Sejudh realiza visita técnica a Casa de Semiliberdade de São José dos Campos

Sejudh-MT

Uma equipe da Secretaria de Estado de Justiça e Direitos Humanos (Sejudh-MT), formada pelo adjunto de Justiça, Enéas Corrêa Figueiredo Júnior, pelo assessor do gabinete, cel Miguel Pfeil e por servidores do Sistema Socioeducativo, visitou nesta quarta-feira (17.08) a Casa de Semiliberdade de São José dos Campos (SP).

Mato Grosso estuda o melhor modelo a ser aplicado em Primavera do Leste (a 234 km de Cuiabá), cidade onde será ativada uma unidade nestes moldes. Nesta última reunião, os gestores mato-grossenses conheceram o espaço físico da Semiliberdade. A diretora regional da Fundação Casa, Marly Moura, mostrou a estrutura da Divisão Regional Vale do Paraíba. Os conceitos e desafios sobre a medida Socioeducativa de Semiliberdade ficaram a cargo do diretor Marcos Valdir.

O fluxo de entrada dos adolescentes na Semiliberdade e dados estatísticos foram mostrados pela diretora adjunta Regional, Marcela Rehder. Dentre os trabalhos realizados durante o encontro, foi apresentado o Sistema informatizado de Gestão e demais ferramentas informatizadas; acompanhamento da operacionalização do fluxo de entrada dos adolescentes, desenvolvimento das agendas individuais, como entradas, saídas e encaminhamento para atividades.

Os servidores da Sejudh tiveram a oportunidade de acompanhar a rotina noturna e o despertar dos adolescentes e saídas, conforme Agenda Individual. “Discussão de Caso, avaliação semanal para saída dos adolescentes à visita familiar, construção da Agenda mediante as discussões de casos dos adolescentes; apresentação e Discussão do Caderno de Diretrizes para Implementação da Medida Socioeducativa de Semiliberdade da Fundação Casa também foram assuntos abordados”, explica Enéas Corrêa. 

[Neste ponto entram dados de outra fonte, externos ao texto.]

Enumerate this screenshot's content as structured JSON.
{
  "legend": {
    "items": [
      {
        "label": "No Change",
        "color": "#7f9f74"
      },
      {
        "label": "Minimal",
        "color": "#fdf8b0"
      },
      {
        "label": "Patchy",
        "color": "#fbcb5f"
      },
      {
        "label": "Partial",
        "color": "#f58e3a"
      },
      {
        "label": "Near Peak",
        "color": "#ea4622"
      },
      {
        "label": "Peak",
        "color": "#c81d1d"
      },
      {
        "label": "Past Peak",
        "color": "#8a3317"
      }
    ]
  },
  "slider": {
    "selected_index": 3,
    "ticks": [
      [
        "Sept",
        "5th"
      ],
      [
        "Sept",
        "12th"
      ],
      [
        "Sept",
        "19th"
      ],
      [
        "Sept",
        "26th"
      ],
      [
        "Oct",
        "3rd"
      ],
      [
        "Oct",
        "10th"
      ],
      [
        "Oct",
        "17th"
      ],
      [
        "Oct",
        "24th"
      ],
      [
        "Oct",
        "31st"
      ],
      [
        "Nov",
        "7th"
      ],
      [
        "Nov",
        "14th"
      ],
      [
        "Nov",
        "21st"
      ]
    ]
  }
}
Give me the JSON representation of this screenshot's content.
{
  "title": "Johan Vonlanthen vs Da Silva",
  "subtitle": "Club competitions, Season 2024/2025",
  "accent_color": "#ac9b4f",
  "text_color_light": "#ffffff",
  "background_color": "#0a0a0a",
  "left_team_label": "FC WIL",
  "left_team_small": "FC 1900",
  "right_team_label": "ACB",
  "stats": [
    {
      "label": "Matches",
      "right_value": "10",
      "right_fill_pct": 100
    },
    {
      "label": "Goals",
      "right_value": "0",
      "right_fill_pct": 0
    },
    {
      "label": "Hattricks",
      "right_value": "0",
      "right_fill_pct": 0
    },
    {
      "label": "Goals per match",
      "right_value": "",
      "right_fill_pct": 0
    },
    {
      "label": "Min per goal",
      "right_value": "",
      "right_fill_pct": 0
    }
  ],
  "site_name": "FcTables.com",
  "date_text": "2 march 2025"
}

A atuação de setores como o pedagógico, segurança e psicossocial para o atendimento ao adolescente em cumprimento de Medida Socioeducativa de Semiliberdade, demonstração e discussão de casos de adolescentes em descumprimento de medida, também fizeram parte da pauta.

Casa de Semiliberdade

“A característica de uma unidade de semiliberdade traz deveres de internação que exigem do Estado a necessidade de uma rede de atendimento com integração com órgãos municipais de apoio, como saúde e educação, e que possam promover atividades laborais”, disse Pfeil. O assessor destacou que além destes parceiros, é preciso que o Estado conte ainda com organizações que possam realmente inserir o adolescente por meio do cumprimento de medidas socioeducativas.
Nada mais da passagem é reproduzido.